Nonferrous markets provided major revenue support
Nonferrous prices contributed materially to results: LME copper up ~13.5% YoY and aluminium +9.8% YoY. Nonferrous trading accounted for over 40% of group revenue (up from ~35% in the prior period), and blended nonferrous realized prices rose from ~A$4,100 to ~A$5,000.
Operational progress in North America (NAM)
NAM improved margin mix by prioritising unprocessed intake: unprocessed ferrous increased ~12 percentage points over two years, trading margin percentage up ~5 percentage points over two years, shredder utilisation up ~12 percentage points, and domestic shred sales on the East Coast grew to ~85% (from ~10% a few years ago), capturing a domestic shred premium (~A$50/t).
Tri-Coastal acquisition and Houston property strategy
Announced Tri-Coastal (TCT) acquisition expanding Houston presence by >350,000 tonnes, reducing operating costs through a service agreement, freeing sale of Houston land (estimated proceeds in excess of USD 100m), bought at under ~4x EBITDA post-synergies, with combined annual EBITDA expected ~USD 25m and an expected ROIC >20%.

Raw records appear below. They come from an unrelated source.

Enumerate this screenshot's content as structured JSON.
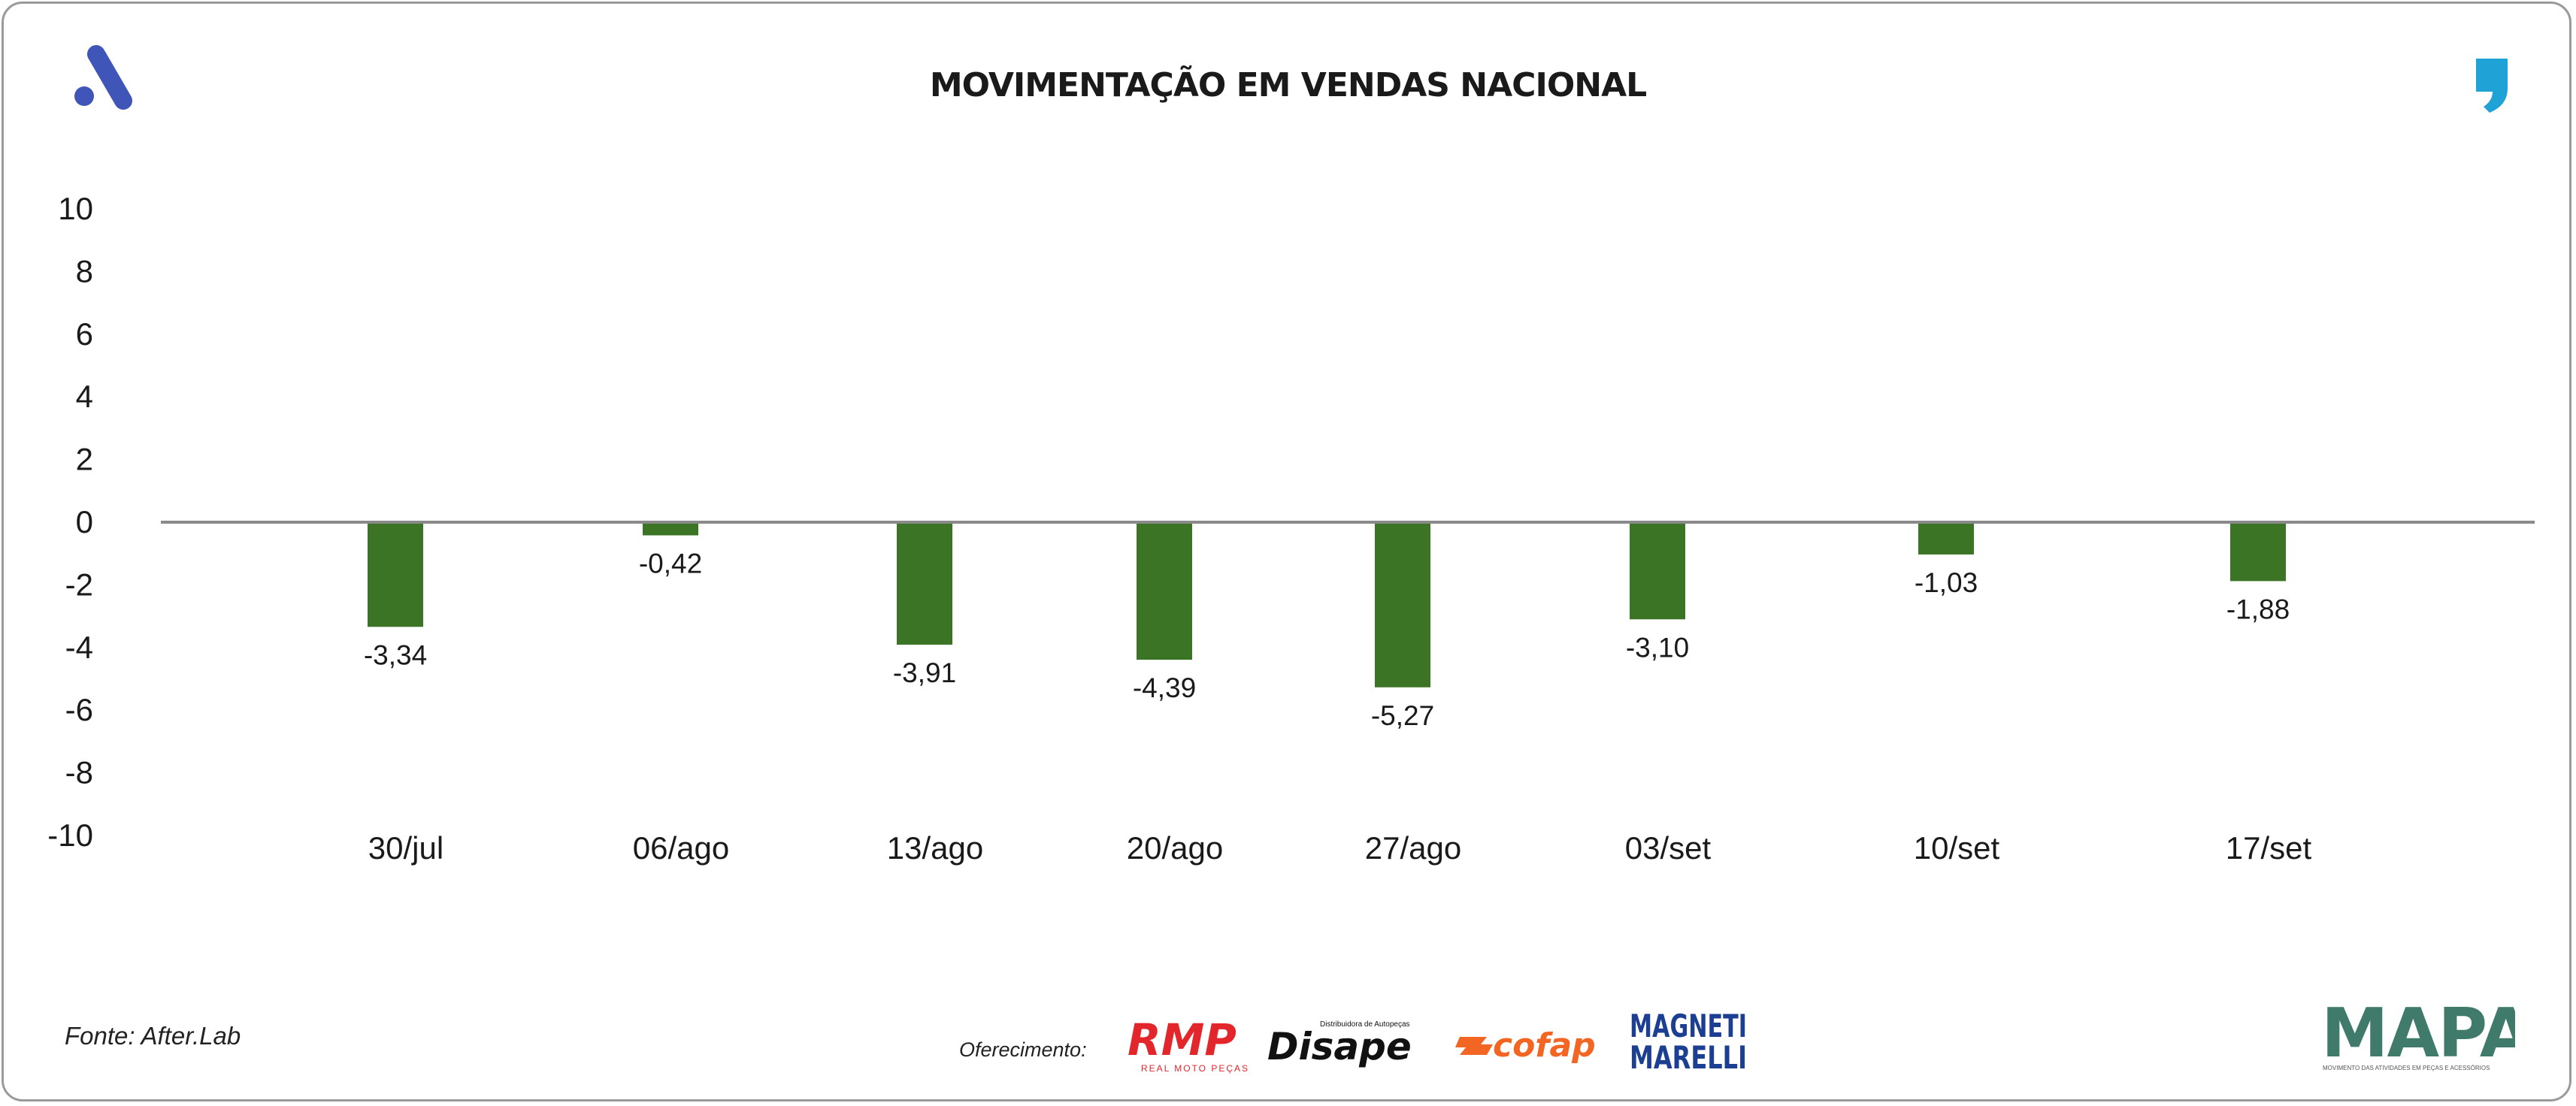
{
  "title": "MOVIMENTAÇÃO EM VENDAS NACIONAL",
  "source": "Fonte: After.Lab",
  "offer_label": "Oferecimento:",
  "colors": {
    "bar": "#3a7424",
    "axis": "#8a8a8a",
    "text": "#1a1a1a",
    "brand": "#3f56b8",
    "quote": "#1fa3d6"
  },
  "icons": {
    "brand_logo": "afterlab-a-logo",
    "quote": "comma-quote-icon"
  },
  "sponsors": [
    {
      "name": "RMP",
      "subtitle": "REAL MOTO PEÇAS",
      "color": "#e3262c"
    },
    {
      "name": "Disape",
      "subtitle": "Distribuidora de Autopeças",
      "color": "#111111"
    },
    {
      "name": "cofap",
      "color": "#f26522"
    },
    {
      "name": "MAGNETI MARELLI",
      "color": "#1c3f94"
    }
  ],
  "mapa": {
    "name": "MAPA",
    "subtitle": "MOVIMENTO DAS ATIVIDADES EM PEÇAS E ACESSÓRIOS"
  },
  "chart_data": {
    "type": "bar",
    "title": "MOVIMENTAÇÃO EM VENDAS NACIONAL",
    "categories": [
      "30/jul",
      "06/ago",
      "13/ago",
      "20/ago",
      "27/ago",
      "03/set",
      "10/set",
      "17/set"
    ],
    "values": [
      -3.34,
      -0.42,
      -3.91,
      -4.39,
      -5.27,
      -3.1,
      -1.03,
      -1.88
    ],
    "value_labels": [
      "-3,34",
      "-0,42",
      "-3,91",
      "-4,39",
      "-5,27",
      "-3,10",
      "-1,03",
      "-1,88"
    ],
    "ylim": [
      -10,
      10
    ],
    "yticks": [
      10,
      8,
      6,
      4,
      2,
      0,
      -2,
      -4,
      -6,
      -8,
      -10
    ],
    "ytick_labels": [
      "10",
      "8",
      "6",
      "4",
      "2",
      "0",
      "-2",
      "-4",
      "-6",
      "-8",
      "-10"
    ],
    "grid": false,
    "legend": "none"
  }
}
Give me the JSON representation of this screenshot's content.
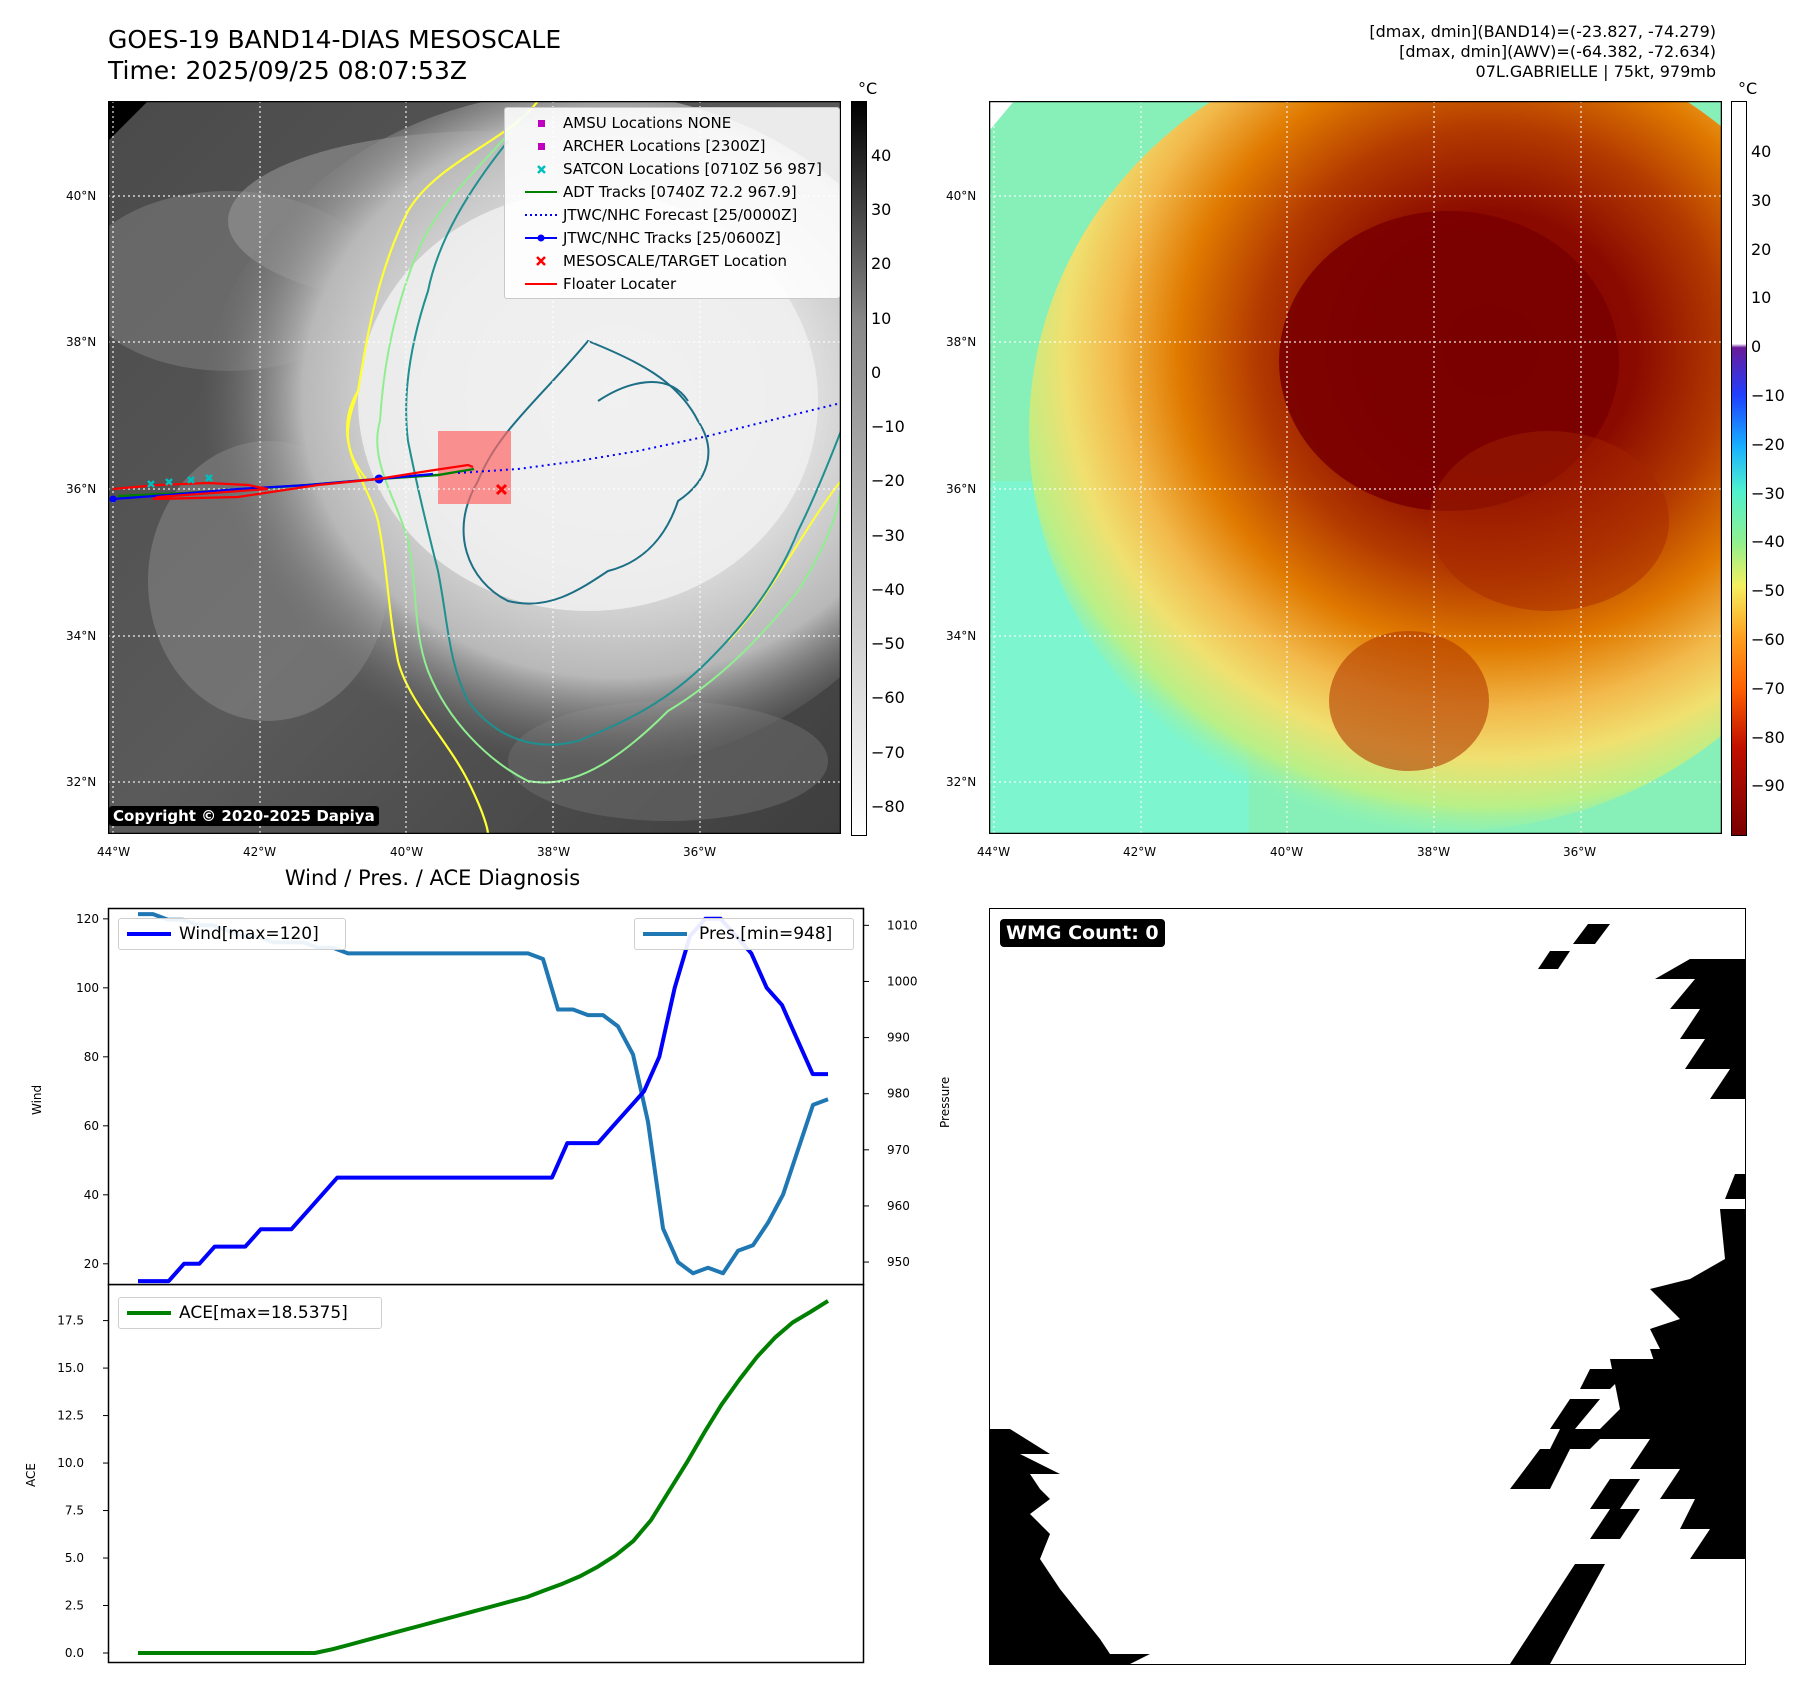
{
  "title": {
    "line1": "GOES-19 BAND14-DIAS MESOSCALE",
    "line2": "Time: 2025/09/25 08:07:53Z"
  },
  "info": {
    "line1": "[dmax, dmin](BAND14)=(-23.827, -74.279)",
    "line2": "[dmax, dmin](AWV)=(-64.382, -72.634)",
    "line3": "07L.GABRIELLE | 75kt, 979mb"
  },
  "map": {
    "lat_labels": [
      "40°N",
      "38°N",
      "36°N",
      "34°N",
      "32°N"
    ],
    "lon_labels": [
      "44°W",
      "42°W",
      "40°W",
      "38°W",
      "36°W"
    ],
    "lat_values": [
      40,
      38,
      36,
      34,
      32
    ],
    "lon_values": [
      -44,
      -42,
      -40,
      -38,
      -36
    ],
    "lon_range": [
      -44.1,
      -34.1
    ],
    "lat_range": [
      31.3,
      41.3
    ],
    "copyright": "Copyright © 2020-2025 Dapiya"
  },
  "colorbar_left": {
    "unit": "°C",
    "ticks": [
      "40",
      "30",
      "20",
      "10",
      "0",
      "−10",
      "−20",
      "−30",
      "−40",
      "−50",
      "−60",
      "−70",
      "−80"
    ],
    "range": [
      -85,
      50
    ],
    "colormap": "white-to-black (greyscale)"
  },
  "colorbar_right": {
    "unit": "°C",
    "ticks": [
      "40",
      "30",
      "20",
      "10",
      "0",
      "−10",
      "−20",
      "−30",
      "−40",
      "−50",
      "−60",
      "−70",
      "−80",
      "−90"
    ],
    "range": [
      -100,
      50
    ],
    "colormap": "white above 0; purple-blue-cyan-green-yellow-orange-red-maroon below 0"
  },
  "map_legend": [
    {
      "label": "AMSU Locations NONE",
      "symbol": "square",
      "color": "#bf00bf"
    },
    {
      "label": "ARCHER Locations [2300Z]",
      "symbol": "square",
      "color": "#bf00bf"
    },
    {
      "label": "SATCON Locations [0710Z 56 987]",
      "symbol": "x",
      "color": "#00bfbf"
    },
    {
      "label": "ADT Tracks [0740Z 72.2 967.9]",
      "symbol": "line",
      "color": "#007f00"
    },
    {
      "label": "JTWC/NHC Forecast [25/0000Z]",
      "symbol": "dotted",
      "color": "#0000ff"
    },
    {
      "label": "JTWC/NHC Tracks [25/0600Z]",
      "symbol": "line-dot",
      "color": "#0000ff"
    },
    {
      "label": "MESOSCALE/TARGET Location",
      "symbol": "x",
      "color": "#ff0000"
    },
    {
      "label": "Floater Locater",
      "symbol": "line",
      "color": "#ff0000"
    }
  ],
  "wind_panel": {
    "title": "Wind / Pres. / ACE Diagnosis",
    "ylabel_left": "Wind",
    "ylabel_right": "Pressure",
    "wind_legend": "Wind[max=120]",
    "pres_legend": "Pres.[min=948]",
    "wind_color": "#0000ff",
    "pres_color": "#1f77b4"
  },
  "ace_panel": {
    "ylabel": "ACE",
    "legend": "ACE[max=18.5375]",
    "color": "#008000"
  },
  "wmg": {
    "badge": "WMG Count: 0"
  },
  "chart_data": [
    {
      "type": "line",
      "title": "Wind / Pres. / ACE Diagnosis",
      "ylabel": "Wind",
      "ylim": [
        14,
        123
      ],
      "yticks": [
        20,
        40,
        60,
        80,
        100,
        120
      ],
      "series": [
        {
          "name": "Wind[max=120]",
          "axis": "left",
          "values": [
            15,
            15,
            15,
            20,
            20,
            25,
            25,
            25,
            30,
            30,
            30,
            35,
            40,
            45,
            45,
            45,
            45,
            45,
            45,
            45,
            45,
            45,
            45,
            45,
            45,
            45,
            45,
            45,
            55,
            55,
            55,
            60,
            65,
            70,
            80,
            100,
            115,
            120,
            120,
            115,
            110,
            100,
            95,
            85,
            75,
            75
          ]
        }
      ]
    },
    {
      "type": "line",
      "ylabel": "Pressure",
      "ylim": [
        946,
        1013
      ],
      "yticks": [
        950,
        960,
        970,
        980,
        990,
        1000,
        1010
      ],
      "series": [
        {
          "name": "Pres.[min=948]",
          "axis": "right",
          "values": [
            1012,
            1012,
            1011,
            1011,
            1010,
            1010,
            1009,
            1008,
            1008,
            1007,
            1007,
            1007,
            1006,
            1006,
            1005,
            1005,
            1005,
            1005,
            1005,
            1005,
            1005,
            1005,
            1005,
            1005,
            1005,
            1005,
            1005,
            1004,
            995,
            995,
            994,
            994,
            992,
            987,
            975,
            956,
            950,
            948,
            949,
            948,
            952,
            953,
            957,
            962,
            970,
            978,
            979
          ]
        }
      ]
    },
    {
      "type": "line",
      "ylabel": "ACE",
      "ylim": [
        -0.5,
        19.4
      ],
      "yticks": [
        0.0,
        2.5,
        5.0,
        7.5,
        10.0,
        12.5,
        15.0,
        17.5
      ],
      "series": [
        {
          "name": "ACE[max=18.5375]",
          "values": [
            0,
            0,
            0,
            0,
            0,
            0,
            0,
            0,
            0,
            0,
            0,
            0.2,
            0.45,
            0.7,
            0.95,
            1.2,
            1.45,
            1.7,
            1.95,
            2.2,
            2.45,
            2.7,
            2.95,
            3.3,
            3.65,
            4.05,
            4.55,
            5.15,
            5.9,
            7.0,
            8.5,
            10.0,
            11.6,
            13.1,
            14.4,
            15.6,
            16.6,
            17.4,
            17.95,
            18.5375
          ]
        }
      ]
    }
  ]
}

Disciplined cost control and corporate actions
Group operating costs were kept relatively flat (rebased increase ~4% vs prior half) despite higher inflows and SLS volume growth. Central cost reductions include $10–12m pa saved by ceasing plasma-assisted gasification development; moved to global shared services; corporate office relocation executed; and debt facilities extended by 12 months to support balance-sheet flexibility.
SA Recycling resilience and bolt-on growth
SA Recycling maintained a consistent trading margin (~30%) over several years, accelerated hub-and-spoke roll-up since 2021 (76 yards acquired vs 52 in prior 10 years), supporting stable unprocessed inflows and nonferrous earnings and positioning the business to capture upside when ferrous cycles recover.
Capital allocation and shareholder return
Board declared an interim dividend of A$0.14 per share (fully franked). Sustaining capital guidance maintained at A$120–140m for FY26, and management continues disciplined property recycling and targeted capital spend (majority focused on North American metal recovery and ANZ Pinkenba redevelopment).
Safety, governance and strategic hires
Total recordable injury frequency rate maintained at best-in-class historical lows; climate data integration and governance progressed; SLS senior management relocated to Irvine; added a Chief Digital Officer to deepen hyperscaler integration and a property strategy lead to unlock asset value.